Kristi Carnahan, a registered nurse
in the Emergency Department at Stanford Hospital in Palo Alto, California, says
she also wears a mask beneath her plastic face shield to provide more
“protection against anything in the air getting into your mouth or nose as you
breathe."
That reasoning may make sense in a
health care setting, says Adalja, but “I don't think you get much added benefit
to wearing a mask if you've already got a face shield on, for the average
person.” The odds of the viral particles floating upwards under your shield are
a long shot for most of us, he adds: “Someone would have to stand underneath
you and sneeze up into you. It would be an odd circumstance that would cause
that.”
Keeping
the mouth visible
Carnahan acknowledges that masks are
difficult for people like herself who have hearing difficulties. She says she
finds herself asking colleagues to repeat themselves frequently when she cannot
see their mouths. “It is a reality for many who rely on lip reading or ASL
[American Sign Language] that masks make communicating much harder,” she notes,
“especially because facial expressions are an integral part of American Sign
Language."
While it doesn't explicitly
recommend the use of face shields, The American Speech-Language-Hearing
Association (ASHA) recently sent a letter to CDC Director Robert Redfield
asking the agency to emphasize the need for clear face masks and other
communication aids in health care settings to help people with hearing and
other communication disorders. “If a patient doesn't hear/understand properly,
there could be serious consequences like adverse medical events,” says ASHA
spokesperson Francine Pierson.

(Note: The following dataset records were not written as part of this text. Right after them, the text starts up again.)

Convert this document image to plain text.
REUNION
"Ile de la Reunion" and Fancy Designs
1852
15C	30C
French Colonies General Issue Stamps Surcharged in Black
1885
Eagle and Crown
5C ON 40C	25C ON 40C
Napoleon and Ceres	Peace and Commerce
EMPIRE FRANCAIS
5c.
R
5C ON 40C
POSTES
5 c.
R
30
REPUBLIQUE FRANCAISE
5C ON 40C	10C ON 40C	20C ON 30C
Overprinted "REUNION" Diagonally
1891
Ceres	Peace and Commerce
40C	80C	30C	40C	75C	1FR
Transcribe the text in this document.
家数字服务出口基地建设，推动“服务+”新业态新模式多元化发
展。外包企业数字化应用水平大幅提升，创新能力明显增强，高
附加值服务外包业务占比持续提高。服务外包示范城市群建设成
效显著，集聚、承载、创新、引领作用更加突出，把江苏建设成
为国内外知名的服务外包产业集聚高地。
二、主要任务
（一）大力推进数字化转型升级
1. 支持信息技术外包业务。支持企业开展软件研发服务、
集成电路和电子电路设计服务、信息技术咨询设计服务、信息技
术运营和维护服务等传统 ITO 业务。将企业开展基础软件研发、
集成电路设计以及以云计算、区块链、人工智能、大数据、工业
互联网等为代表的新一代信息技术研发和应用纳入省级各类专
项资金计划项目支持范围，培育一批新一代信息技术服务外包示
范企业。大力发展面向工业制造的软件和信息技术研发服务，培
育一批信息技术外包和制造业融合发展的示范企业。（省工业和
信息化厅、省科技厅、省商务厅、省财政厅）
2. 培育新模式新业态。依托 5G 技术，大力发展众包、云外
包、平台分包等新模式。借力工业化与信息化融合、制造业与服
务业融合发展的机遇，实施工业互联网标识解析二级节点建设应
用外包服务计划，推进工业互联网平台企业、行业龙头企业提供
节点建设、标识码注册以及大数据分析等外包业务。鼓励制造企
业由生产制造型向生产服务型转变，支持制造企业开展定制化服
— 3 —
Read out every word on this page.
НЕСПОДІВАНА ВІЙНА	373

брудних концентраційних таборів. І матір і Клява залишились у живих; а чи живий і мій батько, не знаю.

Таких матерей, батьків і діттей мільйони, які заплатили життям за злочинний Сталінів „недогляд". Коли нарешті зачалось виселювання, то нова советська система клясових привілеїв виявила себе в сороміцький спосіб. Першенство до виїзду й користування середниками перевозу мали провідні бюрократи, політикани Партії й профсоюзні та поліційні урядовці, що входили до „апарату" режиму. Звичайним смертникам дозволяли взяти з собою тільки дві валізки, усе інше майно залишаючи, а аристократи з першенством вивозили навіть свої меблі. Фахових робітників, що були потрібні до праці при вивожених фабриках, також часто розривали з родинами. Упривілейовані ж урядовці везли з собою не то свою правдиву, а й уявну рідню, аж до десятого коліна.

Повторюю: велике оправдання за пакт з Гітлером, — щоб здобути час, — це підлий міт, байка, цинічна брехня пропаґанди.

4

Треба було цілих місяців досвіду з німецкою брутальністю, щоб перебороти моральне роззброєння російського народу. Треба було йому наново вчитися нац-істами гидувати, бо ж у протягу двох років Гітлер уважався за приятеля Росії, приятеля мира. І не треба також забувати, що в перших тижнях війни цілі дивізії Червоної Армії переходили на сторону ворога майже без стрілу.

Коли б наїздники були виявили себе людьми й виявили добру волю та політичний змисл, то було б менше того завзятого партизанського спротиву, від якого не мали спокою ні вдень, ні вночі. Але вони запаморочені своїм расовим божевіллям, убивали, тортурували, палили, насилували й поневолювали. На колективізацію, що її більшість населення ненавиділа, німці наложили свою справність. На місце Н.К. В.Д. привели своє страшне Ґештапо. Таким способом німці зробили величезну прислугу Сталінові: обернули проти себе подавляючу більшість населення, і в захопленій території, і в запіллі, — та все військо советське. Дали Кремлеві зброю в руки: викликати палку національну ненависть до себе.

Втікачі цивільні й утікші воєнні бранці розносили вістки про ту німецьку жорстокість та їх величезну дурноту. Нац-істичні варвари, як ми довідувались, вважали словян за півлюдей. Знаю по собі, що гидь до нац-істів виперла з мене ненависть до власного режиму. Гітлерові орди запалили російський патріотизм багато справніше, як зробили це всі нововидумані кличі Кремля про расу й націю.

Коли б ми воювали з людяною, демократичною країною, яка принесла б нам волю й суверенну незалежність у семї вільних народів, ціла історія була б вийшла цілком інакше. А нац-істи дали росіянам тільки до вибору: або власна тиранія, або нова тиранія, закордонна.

Brigham and Women's Hospital in Boston, for one,
has begun using special masks with transparent cutouts making the mouth visible
for health care workers speaking to patients with hearing loss.
Whatever you decide to wear to
prevent infection when you're out and about, keep in mind that staying safe
from COVID-19 means putting in place multiple safeguards, including thorough
handwashing.
The most important safety measure,
though, is social distancing, Cherry says. “The virus is in these droplets, and
they don't go very far — they fall to the ground. So that's why [staying] 6
feet away from others is the most important thing that we can all do."
Where
to buy shields
Shields come attached to hats or
attach to glasses or headbands. You can buy them online, often for less than
$20, at sites such as Gearbest, Pro-Tex and Amazon. Some manufacturers, like
RealShield by Racing Optics Inc., are making face shields with UV coatings.
"For optimal protection,”
Perencevich and his colleagues assert in their JAMA article, “the shield should
extend below the chin anteriorly, to the ears laterally, and there should be no
exposed gap between the forehead and the shield's headpiece.”